Guy Arsenault, Raymond Guy LeBlanc, Rose Desprès, Herménégilde Chiasson,
Dyane Léger, Léonard Forest, Roméo Savoie, Rino Morin Rossignol, Ulysse
Landry, France Daigle, Daniel Dugas, Martin Pitre, Judith Hamel,
Jean-Philippe Raîche, Marc Arseneau.
Et le clou du spectacle, l’incandescent Gérald Leblanc:
«j’aboutis à l’écriture
par romantisme ou par besoin
avec lyrisme ou avec rage »
Peu longtemps après, je suis allé chez lui pour la première fois avec mon ami
cinéaste Chris LeBlanc. C’était à son apparte, 110 rue Weldon, un quadruplex
plein
d’Acadiens impliqués dans le domaine culturel.
T’arrivais là, fallait t’empruntes beaucoup de marches pour aboutir, haletant,
dans une simili-mansarde monctonienne bourrée de livres, de disques vinyles, de
cassettes vidéos, de manuscrits, de magazines, du Village Voice, etc.

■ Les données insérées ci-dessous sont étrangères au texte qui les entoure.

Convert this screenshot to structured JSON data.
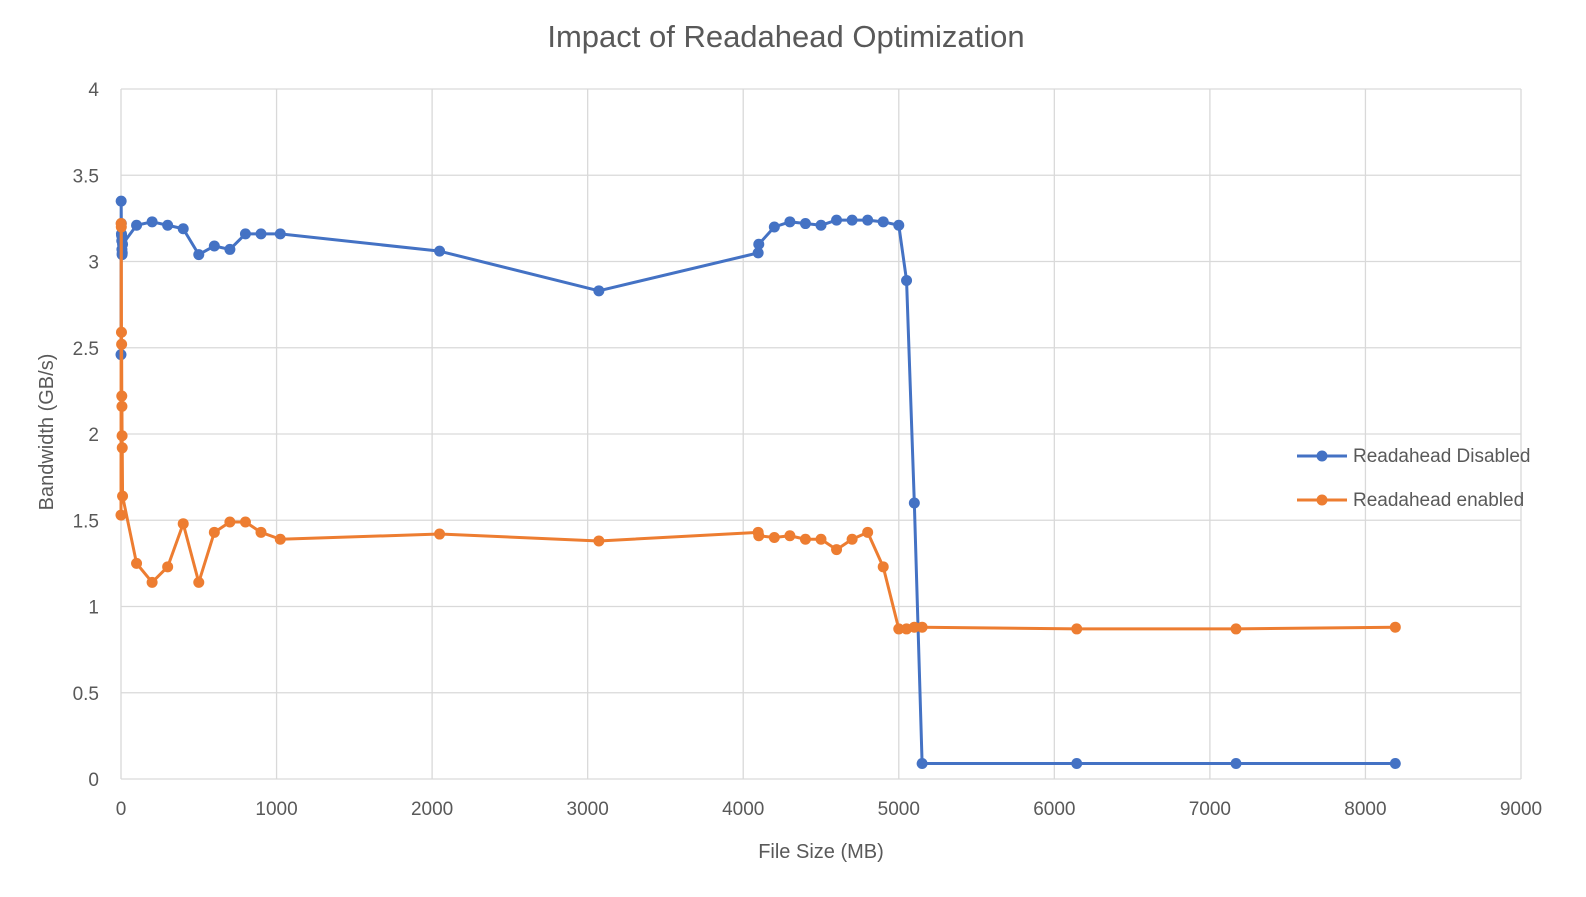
{
  "chart_data": {
    "type": "scatter",
    "title": "Impact of Readahead Optimization",
    "xlabel": "File Size (MB)",
    "ylabel": "Bandwidth (GB/s)",
    "xlim": [
      0,
      9000
    ],
    "ylim": [
      0,
      4
    ],
    "x_ticks": [
      "0",
      "1000",
      "2000",
      "3000",
      "4000",
      "5000",
      "6000",
      "7000",
      "8000",
      "9000"
    ],
    "y_ticks": [
      "0",
      "0.5",
      "1",
      "1.5",
      "2",
      "2.5",
      "3",
      "3.5",
      "4"
    ],
    "x_tick_values": [
      0,
      1000,
      2000,
      3000,
      4000,
      5000,
      6000,
      7000,
      8000,
      9000
    ],
    "y_tick_values": [
      0,
      0.5,
      1,
      1.5,
      2,
      2.5,
      3,
      3.5,
      4
    ],
    "grid": true,
    "legend_position": "right",
    "series": [
      {
        "name": "Readahead Disabled",
        "color": "#4472C4",
        "x": [
          0,
          1,
          2,
          3,
          4,
          5,
          6,
          7,
          8,
          10,
          100,
          200,
          300,
          400,
          500,
          600,
          700,
          800,
          900,
          1024,
          2048,
          3072,
          4096,
          4100,
          4200,
          4300,
          4400,
          4500,
          4600,
          4700,
          4800,
          4900,
          5000,
          5050,
          5100,
          5150,
          6144,
          7168,
          8192
        ],
        "y": [
          2.46,
          3.35,
          3.22,
          3.16,
          3.15,
          3.12,
          3.07,
          3.04,
          3.05,
          3.1,
          3.21,
          3.23,
          3.21,
          3.19,
          3.04,
          3.09,
          3.07,
          3.16,
          3.16,
          3.16,
          3.06,
          2.83,
          3.05,
          3.1,
          3.2,
          3.23,
          3.22,
          3.21,
          3.24,
          3.24,
          3.24,
          3.23,
          3.21,
          2.89,
          1.6,
          0.09,
          0.09,
          0.09,
          0.09
        ]
      },
      {
        "name": "Readahead enabled",
        "color": "#ED7D31",
        "x": [
          0,
          1,
          2,
          3,
          4,
          5,
          6,
          7,
          8,
          10,
          100,
          200,
          300,
          400,
          500,
          600,
          700,
          800,
          900,
          1024,
          2048,
          3072,
          4096,
          4100,
          4200,
          4300,
          4400,
          4500,
          4600,
          4700,
          4800,
          4900,
          5000,
          5050,
          5100,
          5150,
          6144,
          7168,
          8192
        ],
        "y": [
          1.53,
          3.22,
          3.2,
          2.59,
          2.52,
          2.22,
          2.16,
          1.99,
          1.92,
          1.64,
          1.25,
          1.14,
          1.23,
          1.48,
          1.14,
          1.43,
          1.49,
          1.49,
          1.43,
          1.39,
          1.42,
          1.38,
          1.43,
          1.41,
          1.4,
          1.41,
          1.39,
          1.39,
          1.33,
          1.39,
          1.43,
          1.23,
          0.87,
          0.87,
          0.88,
          0.88,
          0.87,
          0.87,
          0.88
        ]
      }
    ]
  }
}
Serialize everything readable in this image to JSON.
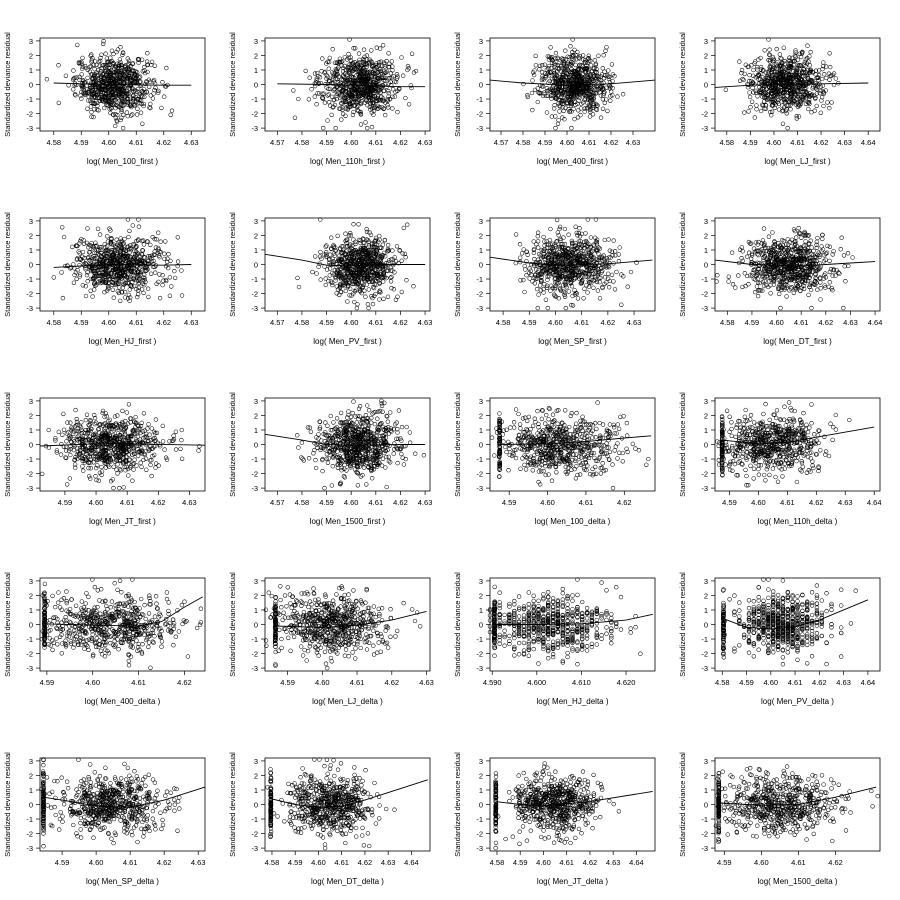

Le gars qui vivait icite était vorace.
Tu t’asseyais à la table/bureau et tu remarquais tout de suite, sur le mur d’à côté,
une photo de Joni Mitchell, une carte de métro de NYC; son poème
‘portrait d’une pièce à 1h25 du matin’ servirait de parfaite didascalie pour la pièce
de théâtre de la vie rouge à Gérald Leblanc.
Tu contemplais la fabuleuse bibliothèque qui allait on and on, mais de façon
organique, dans chaque pièce des livres, rangés et free range, les rayons et les
piles organisés selon une logique pas toujours apparente, mais peu importe.
Allen Ginsberg, Gregory Corso, Diane di Prima, Kerouac le Canuck, Ferlinghetti.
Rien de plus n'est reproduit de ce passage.